While the causes of these fires vary, improper storage and secured of gas cylinders and medical oxygen are often to blame. In order to prevent these fires, it is important to ensure that all gas cylinders and medical oxygen are properly stored and secured.

Some tips for proper storage and securing of gas cylinders and medical oxygen include:

  • Store gas cylinders and medical oxygen in a well-ventilated area
  • Secure gas cylinders and medical oxygen so that they cannot be knocked over
  • Inspect gas cylinders and medical oxygen regularly for leaks

By following these simple tips, you can help prevent hospital fires caused by gas cylinders and medical oxygen.
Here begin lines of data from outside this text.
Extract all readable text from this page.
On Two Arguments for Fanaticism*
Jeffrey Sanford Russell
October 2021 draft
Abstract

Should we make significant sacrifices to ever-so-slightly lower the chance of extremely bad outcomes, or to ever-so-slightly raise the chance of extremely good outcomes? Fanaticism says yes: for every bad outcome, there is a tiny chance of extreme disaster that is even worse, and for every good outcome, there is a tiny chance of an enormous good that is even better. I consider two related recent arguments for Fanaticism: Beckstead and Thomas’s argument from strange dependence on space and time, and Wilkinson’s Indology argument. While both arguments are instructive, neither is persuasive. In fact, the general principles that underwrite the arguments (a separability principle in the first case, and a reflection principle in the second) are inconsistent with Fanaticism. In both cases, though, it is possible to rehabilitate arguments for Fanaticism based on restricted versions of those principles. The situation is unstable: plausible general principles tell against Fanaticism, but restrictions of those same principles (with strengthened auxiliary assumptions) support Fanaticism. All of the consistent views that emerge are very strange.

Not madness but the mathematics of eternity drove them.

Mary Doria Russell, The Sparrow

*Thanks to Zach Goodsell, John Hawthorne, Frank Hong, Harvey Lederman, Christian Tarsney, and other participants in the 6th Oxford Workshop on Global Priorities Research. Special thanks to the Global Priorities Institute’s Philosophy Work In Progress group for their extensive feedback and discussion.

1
Extension Cord Daisy Chains

Extension cords are a common sight in many hospitals, as they are often used to chain together various pieces of equipment. However, using extension cords in this way is actually a violation of hospital safety standards. Extension cords can become overheated, posing a fire risk. In addition, they can create trip hazards and may not provide enough power for some types of equipment. If possible, hospitals should avoid using extension cords and instead use dedicated power lines for each piece of equipment.

Fire Door Compliance

Hospital fire doors are an important part of the fire safety system. They must close or latch correctly to keep the fire from spreading. Be sure to check them regularly to ensure they are in good condition and not obstructed.

Fire Exit Obstructions

It is important to keep fire exit doors clear at all times. This means no carts, wheelchairs, or medical equipment should be blocking the doors. If you see anything blocking a fire exit door, please remove it right away. This could mean the difference between life and death in an emergency situation.

Portable Fire Extinguishers

Employers must ensure portable fire extinguishers are in areas that are not obstructed, are properly mounted, and have not been previously discharged. Employers must also ensure that portable fire extinguishers are not past due inspection.